Special purpose acquisition company (SPAC) SVF Investment Corp 2 said it would sell 20 million units, comprising shares and warrants, priced at $10 apiece in its IPO. SVF Investment Corp 3 said it would sell 35-million shares at the same price.

SoftBank has tried to ride the mania for SPACs, with a blank-check backed by the Japanese conglomerate’s Vision Fund’s managers – SVF Investment Corp – raising $604 million earlier this year.

Another SPAC headed by the company’s Chief Operating Officer Marcelo Claure is aiming to raise $200 million.

Even office-sharing startup WeWork is in talks to go public through a merger with a blank-check firm, a source said last month.

A SPAC, a shell company that raises money in an IPO before later merging with a privately held company to take the latter public, has become many investors’ structure of choice over the past year.
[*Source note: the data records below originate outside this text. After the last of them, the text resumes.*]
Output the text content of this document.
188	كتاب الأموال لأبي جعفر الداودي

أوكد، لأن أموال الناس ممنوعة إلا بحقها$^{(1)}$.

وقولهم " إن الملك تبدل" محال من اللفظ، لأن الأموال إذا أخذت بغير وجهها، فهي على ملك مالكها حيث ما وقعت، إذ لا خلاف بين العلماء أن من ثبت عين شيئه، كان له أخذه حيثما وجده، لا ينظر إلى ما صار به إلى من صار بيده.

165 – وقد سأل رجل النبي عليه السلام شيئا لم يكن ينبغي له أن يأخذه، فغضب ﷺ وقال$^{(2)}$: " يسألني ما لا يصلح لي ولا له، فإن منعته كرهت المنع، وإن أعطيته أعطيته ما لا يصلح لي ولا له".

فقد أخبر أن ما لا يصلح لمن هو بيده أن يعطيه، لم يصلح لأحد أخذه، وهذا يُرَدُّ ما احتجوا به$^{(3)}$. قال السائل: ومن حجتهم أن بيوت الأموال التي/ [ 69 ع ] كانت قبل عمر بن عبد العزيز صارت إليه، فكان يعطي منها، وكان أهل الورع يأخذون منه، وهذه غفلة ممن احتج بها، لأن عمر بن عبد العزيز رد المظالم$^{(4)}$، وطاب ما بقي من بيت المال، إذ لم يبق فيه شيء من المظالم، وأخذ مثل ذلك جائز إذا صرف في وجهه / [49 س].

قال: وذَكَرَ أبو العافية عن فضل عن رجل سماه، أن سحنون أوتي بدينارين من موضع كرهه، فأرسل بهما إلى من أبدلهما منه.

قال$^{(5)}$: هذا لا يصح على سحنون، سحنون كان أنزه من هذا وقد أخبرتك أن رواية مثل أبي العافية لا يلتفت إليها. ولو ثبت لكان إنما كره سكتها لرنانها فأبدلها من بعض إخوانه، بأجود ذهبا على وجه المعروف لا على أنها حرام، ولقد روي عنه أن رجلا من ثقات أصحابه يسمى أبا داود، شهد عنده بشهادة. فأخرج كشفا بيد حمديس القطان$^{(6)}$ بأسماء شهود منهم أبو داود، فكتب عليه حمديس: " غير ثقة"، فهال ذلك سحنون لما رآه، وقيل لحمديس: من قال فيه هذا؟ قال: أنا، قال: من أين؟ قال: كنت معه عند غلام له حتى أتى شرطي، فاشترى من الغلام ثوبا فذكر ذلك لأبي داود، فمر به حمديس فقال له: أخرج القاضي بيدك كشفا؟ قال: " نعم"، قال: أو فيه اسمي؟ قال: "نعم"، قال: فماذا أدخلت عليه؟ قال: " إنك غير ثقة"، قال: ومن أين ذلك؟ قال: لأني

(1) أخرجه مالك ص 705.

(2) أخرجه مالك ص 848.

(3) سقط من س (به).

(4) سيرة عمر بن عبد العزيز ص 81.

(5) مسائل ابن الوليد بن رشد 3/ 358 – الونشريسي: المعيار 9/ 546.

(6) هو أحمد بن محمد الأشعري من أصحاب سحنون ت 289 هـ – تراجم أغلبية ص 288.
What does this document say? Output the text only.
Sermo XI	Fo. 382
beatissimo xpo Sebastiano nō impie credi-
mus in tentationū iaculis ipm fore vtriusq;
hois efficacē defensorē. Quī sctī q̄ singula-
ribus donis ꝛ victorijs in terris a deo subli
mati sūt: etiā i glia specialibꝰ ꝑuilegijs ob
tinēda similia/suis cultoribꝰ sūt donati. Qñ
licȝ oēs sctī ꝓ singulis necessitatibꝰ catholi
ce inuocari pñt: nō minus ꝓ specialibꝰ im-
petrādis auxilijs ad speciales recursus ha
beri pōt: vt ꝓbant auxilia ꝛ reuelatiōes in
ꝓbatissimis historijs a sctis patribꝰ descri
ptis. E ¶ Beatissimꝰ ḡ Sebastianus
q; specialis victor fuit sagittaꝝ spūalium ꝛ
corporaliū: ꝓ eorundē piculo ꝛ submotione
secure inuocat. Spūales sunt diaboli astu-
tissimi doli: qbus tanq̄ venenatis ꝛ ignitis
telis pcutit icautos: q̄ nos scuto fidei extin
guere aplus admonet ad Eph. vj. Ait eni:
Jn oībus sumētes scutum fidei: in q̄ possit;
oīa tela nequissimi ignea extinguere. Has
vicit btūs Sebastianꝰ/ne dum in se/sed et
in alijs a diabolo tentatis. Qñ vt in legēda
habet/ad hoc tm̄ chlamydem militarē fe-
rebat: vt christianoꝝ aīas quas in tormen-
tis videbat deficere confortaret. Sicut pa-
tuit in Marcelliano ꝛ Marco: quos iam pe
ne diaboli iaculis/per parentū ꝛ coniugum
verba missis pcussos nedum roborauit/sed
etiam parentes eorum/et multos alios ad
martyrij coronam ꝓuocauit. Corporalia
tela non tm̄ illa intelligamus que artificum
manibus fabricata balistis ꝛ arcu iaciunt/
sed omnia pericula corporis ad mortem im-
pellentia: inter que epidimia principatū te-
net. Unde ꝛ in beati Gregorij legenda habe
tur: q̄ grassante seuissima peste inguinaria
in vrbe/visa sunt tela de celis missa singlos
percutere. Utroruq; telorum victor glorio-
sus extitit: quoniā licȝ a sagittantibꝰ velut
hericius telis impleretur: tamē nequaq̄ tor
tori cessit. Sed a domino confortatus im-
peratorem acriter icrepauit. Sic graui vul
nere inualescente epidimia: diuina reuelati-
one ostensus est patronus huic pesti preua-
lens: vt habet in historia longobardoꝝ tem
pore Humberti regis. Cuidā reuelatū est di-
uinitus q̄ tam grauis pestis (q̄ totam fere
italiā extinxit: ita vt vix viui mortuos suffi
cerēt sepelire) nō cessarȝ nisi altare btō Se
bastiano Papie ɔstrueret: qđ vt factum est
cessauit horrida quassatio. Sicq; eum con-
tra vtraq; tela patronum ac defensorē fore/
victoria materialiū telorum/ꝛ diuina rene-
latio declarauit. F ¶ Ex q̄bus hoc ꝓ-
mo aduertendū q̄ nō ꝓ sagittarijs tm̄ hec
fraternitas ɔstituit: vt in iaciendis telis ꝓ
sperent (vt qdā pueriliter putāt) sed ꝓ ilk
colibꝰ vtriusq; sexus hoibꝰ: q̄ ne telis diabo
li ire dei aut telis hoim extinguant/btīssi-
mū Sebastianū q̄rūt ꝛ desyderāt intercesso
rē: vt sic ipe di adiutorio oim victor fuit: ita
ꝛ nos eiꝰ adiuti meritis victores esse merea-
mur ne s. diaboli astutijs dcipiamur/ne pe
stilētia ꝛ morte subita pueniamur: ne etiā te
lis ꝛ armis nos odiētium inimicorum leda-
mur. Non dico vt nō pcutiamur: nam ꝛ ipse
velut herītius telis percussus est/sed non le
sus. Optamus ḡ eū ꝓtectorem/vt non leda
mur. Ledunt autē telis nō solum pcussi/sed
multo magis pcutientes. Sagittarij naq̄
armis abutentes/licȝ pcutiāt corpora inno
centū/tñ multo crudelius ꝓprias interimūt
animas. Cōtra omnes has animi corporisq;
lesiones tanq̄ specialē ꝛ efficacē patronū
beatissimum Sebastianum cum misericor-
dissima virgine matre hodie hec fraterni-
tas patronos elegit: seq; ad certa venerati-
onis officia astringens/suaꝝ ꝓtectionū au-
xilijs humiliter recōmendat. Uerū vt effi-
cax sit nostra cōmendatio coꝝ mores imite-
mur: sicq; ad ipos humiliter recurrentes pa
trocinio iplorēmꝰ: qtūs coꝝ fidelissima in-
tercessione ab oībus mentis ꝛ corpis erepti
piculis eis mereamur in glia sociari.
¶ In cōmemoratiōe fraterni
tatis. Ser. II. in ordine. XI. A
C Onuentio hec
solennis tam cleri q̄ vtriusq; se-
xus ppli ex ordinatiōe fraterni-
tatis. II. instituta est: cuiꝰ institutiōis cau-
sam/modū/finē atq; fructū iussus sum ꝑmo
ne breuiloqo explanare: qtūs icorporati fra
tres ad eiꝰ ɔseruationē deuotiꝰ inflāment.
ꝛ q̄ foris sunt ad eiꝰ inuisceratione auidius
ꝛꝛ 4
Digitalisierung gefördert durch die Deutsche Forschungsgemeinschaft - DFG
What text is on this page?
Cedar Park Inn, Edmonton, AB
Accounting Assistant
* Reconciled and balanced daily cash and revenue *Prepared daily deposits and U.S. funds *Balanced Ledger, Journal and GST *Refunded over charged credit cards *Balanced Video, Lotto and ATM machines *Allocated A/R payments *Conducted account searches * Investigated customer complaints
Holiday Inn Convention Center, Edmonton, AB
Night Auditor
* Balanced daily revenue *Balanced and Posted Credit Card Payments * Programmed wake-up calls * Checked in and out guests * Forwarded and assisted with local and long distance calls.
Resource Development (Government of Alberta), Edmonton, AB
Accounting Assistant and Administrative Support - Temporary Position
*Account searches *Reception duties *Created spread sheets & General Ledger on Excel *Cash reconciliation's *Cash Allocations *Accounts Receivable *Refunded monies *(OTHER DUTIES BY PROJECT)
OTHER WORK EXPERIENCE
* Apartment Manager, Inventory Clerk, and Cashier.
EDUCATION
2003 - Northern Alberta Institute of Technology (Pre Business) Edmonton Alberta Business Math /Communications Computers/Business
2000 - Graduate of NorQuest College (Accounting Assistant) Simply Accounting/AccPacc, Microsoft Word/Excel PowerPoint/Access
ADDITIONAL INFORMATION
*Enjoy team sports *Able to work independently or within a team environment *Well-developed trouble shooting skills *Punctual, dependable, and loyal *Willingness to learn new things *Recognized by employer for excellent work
SPACs raised $24.26 billion in January, 20 times more than the same period in 2020, Refinitiv data showed. Last month’s haul was already 30% of the total $79 billion raised by SPACs in the whole of 2020.

The two SPACs launched on Friday are backed by SoftBank Investment Advisers, which oversees the company’s Vision Fund, and will list on the Nasdaq.

Citigroup, UBS Investment Bank, Deutsche Bank Securities, Cantor and Mizuho Securities are underwriters for both the offerings.